Mak Maun terus mengaduk-aduk sesuatu yang berbau enak di dalam kuali. Dan mulutnyapun tetap komat-kamit meneruskan curhatnya kepada tungku api yang menyala-nyala…

“Punya anak laki-laki, ini mah… susah.. susaaah..!” Selusinpun anak laki-laki, kalau tak ada yang padusi, eeh, setelah besar, terbang semuanya ke rumah orang. Inilah contohnya.. kapan lagi bisa makan enak.

Mak Maun mendadak kesal dan berhenti mengaduk. Mungkin isi kuali itu kalio. Mungkin juga sudah jadi randang.

Tiba-tiba terdengar suara laki-laki berdehem. Berdehem, batuk-batuk kecil. Begitulah orang laki-laki Minang, sebelum mengucap salam, terlebih dahulu berdehem, supaya perempuan yang ada di rumah itu bersiap-siap, siapa tahu pada saat itu auratnya tersingkap.

“Assalamu’alaikum, Ondee, harumnya. Masak apa mak? Bikin rendang ya. Sepertinya aku akan makan enak nih. Mmmh, lapar perutku jadinya,mak…ada nasinya, mak?”

Sesosok wajah muncul dan langsung bertanya bertubi-tubi dan langsung mencari-cari tempat nasi.

“Oi, waang Maun. Masih ingat waang sama amak rupanya. Rupanya waang belum lupa dengan rendang amak sejak waang tergadai ke Mudiak? ucap Mak Maun tanpa sempat menjawab salam Maun.

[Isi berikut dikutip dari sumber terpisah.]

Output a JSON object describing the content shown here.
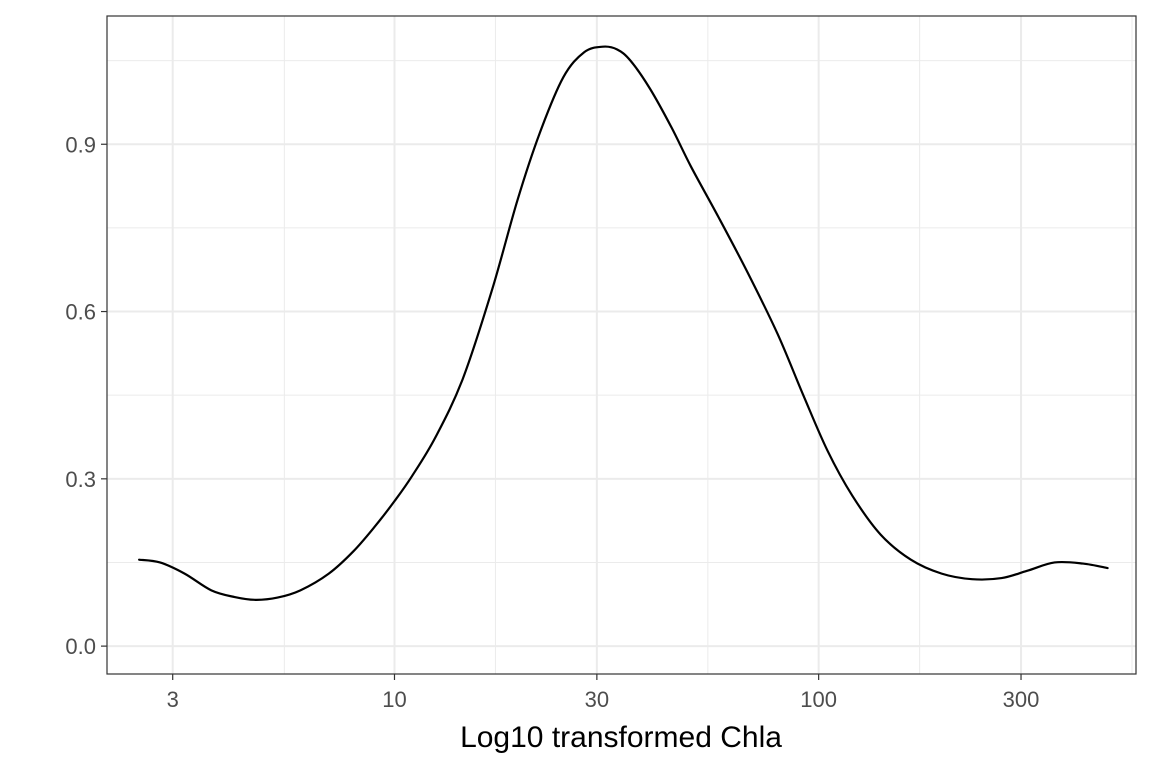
{
  "chart_data": {
    "type": "line",
    "title": "",
    "xlabel": "Log10 transformed Chla",
    "ylabel": "",
    "x_scale": "log10",
    "xlim": [
      2.1,
      560
    ],
    "ylim": [
      -0.05,
      1.13
    ],
    "x_ticks": [
      3,
      10,
      30,
      100,
      300
    ],
    "x_tick_labels": [
      "3",
      "10",
      "30",
      "100",
      "300"
    ],
    "x_minor_ticks": [
      5.5,
      17.3,
      54.8,
      173,
      548
    ],
    "y_ticks": [
      0.0,
      0.3,
      0.6,
      0.9
    ],
    "y_tick_labels": [
      "0.0",
      "0.3",
      "0.6",
      "0.9"
    ],
    "y_minor_ticks": [
      0.15,
      0.45,
      0.75,
      1.05
    ],
    "grid": true,
    "legend": "none",
    "series": [
      {
        "color": "#000000",
        "x": [
          2.5,
          2.8,
          3.2,
          3.7,
          4.2,
          4.7,
          5.3,
          6.0,
          7.0,
          8.0,
          9.0,
          10.0,
          11.0,
          12.5,
          14.5,
          17.0,
          19.5,
          22.0,
          25.0,
          28.0,
          31.0,
          33.5,
          36.0,
          40.0,
          45.0,
          50.0,
          58.0,
          68.0,
          80.0,
          92.0,
          105.0,
          120.0,
          140.0,
          165.0,
          195.0,
          230.0,
          270.0,
          310.0,
          360.0,
          420.0,
          480.0
        ],
        "y": [
          0.155,
          0.15,
          0.13,
          0.1,
          0.088,
          0.083,
          0.087,
          0.1,
          0.13,
          0.17,
          0.215,
          0.26,
          0.305,
          0.375,
          0.48,
          0.64,
          0.8,
          0.92,
          1.02,
          1.065,
          1.075,
          1.07,
          1.05,
          1.0,
          0.93,
          0.86,
          0.77,
          0.67,
          0.56,
          0.45,
          0.35,
          0.27,
          0.2,
          0.155,
          0.13,
          0.12,
          0.122,
          0.135,
          0.15,
          0.148,
          0.14
        ]
      }
    ]
  }
}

Ya, ternyata lelaki itu adalah Maun anak lelakinya yang babini ke Kampung Mudiak. Blok M, bahasa kerennya.

“Kenapa sih mak, protes Maun sambil memijit sayang bahu emaknya. Mana mungkin seorang anak lupa sama ibunya.. Ada-ada saja si Amak ini. Cepat lah mak…saya sudah tak tahan lagi, lapar sekali aku Mak” pinta Maun manja.

Mak Maun berjalan ke sudut dapur. Disitu terletak rak-rak piring yang sudah lusuh, tetapi masih terawat sehingga meninggalkan kesan bersih. Nampaknya Mak Maun cukup memperhatikan masalah kebersihan dapurnya. Apalagi yang menyangkut peralatan makan. Piring yang di tangannya ia isi dengan nasi hangat. Buktinya nasi itu mengepulkan asap.

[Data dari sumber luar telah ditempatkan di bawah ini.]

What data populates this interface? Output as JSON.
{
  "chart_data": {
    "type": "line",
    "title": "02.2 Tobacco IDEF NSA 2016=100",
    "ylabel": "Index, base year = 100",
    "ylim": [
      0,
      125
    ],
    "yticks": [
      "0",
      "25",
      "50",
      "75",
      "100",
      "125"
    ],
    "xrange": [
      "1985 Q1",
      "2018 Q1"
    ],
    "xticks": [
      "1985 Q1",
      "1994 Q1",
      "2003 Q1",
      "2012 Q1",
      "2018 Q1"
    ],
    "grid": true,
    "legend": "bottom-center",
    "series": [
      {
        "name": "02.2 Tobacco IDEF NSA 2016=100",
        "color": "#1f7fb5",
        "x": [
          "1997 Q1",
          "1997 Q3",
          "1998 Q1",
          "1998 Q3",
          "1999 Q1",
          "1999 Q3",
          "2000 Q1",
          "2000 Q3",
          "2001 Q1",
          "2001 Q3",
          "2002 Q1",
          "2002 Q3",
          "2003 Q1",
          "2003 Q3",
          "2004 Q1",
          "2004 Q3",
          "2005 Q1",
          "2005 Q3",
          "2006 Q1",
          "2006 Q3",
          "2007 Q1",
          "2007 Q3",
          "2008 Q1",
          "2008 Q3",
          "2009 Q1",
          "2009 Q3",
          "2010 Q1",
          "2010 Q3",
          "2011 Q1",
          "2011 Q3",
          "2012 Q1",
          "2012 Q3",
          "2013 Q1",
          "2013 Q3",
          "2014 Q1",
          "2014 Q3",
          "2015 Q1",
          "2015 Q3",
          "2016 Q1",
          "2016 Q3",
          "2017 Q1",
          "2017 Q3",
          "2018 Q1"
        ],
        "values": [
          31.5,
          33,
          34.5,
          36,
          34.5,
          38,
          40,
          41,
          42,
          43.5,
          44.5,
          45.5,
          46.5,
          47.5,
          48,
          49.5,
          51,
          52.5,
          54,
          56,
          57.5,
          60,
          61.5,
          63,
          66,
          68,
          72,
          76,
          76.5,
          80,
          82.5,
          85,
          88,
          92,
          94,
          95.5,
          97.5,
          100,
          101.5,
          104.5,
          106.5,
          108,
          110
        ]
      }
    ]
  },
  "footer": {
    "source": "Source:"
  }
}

“Makanlah,Nak, rendang ini enak apalagi sedang hangat-hangat. Aa..ini gulai pangek yang amak bikin kemarin. Cobalah..!”

“Amak betul-betul mengerti dengan selera aku. Ayo, Mak. makanlah Amak sekalian, kita makan sama-sama”

Segera Maun mencuci tangan dengan bersih dan setelah mengucek nasi yang bercampur lauk, tangannyapun rajin turun naik dari piring ke mulut. Mak Maun memandang anaknya dengan penuh kasih sayang. Ia pun ikut makan bersama Maun.

“Ondeh, Enak sekali makan Amak, Nak. Sudah lama Amak tidak dapat menikmati makanan yang Amak masak”

“Iya mak, sampai berkeringat aku...

“Karena makan bersama kamu mungkin. E..ee, itu lah Amak kan sudah bilang dahulu, bila waang memang sayang sama Amak,, jika…

“Apa mak?” Maun langsung memotong.“Cepat-cepat beranak, itu kan mak?”

“Iya, kalau begini terus , rumah ini akan lengang selamanya. Kesepian kata anak-anak sekarang. Apa lagi istrimu yang cantik itu tidak mau pula tinggal di sini. Oi, sekarang di mana dia?” Kenapa tidak diajak kemari?, Apa dia jajok naik ke rumahku yang jelek ini?” Mak Maun mengejar dengan pertanyaan beruntun.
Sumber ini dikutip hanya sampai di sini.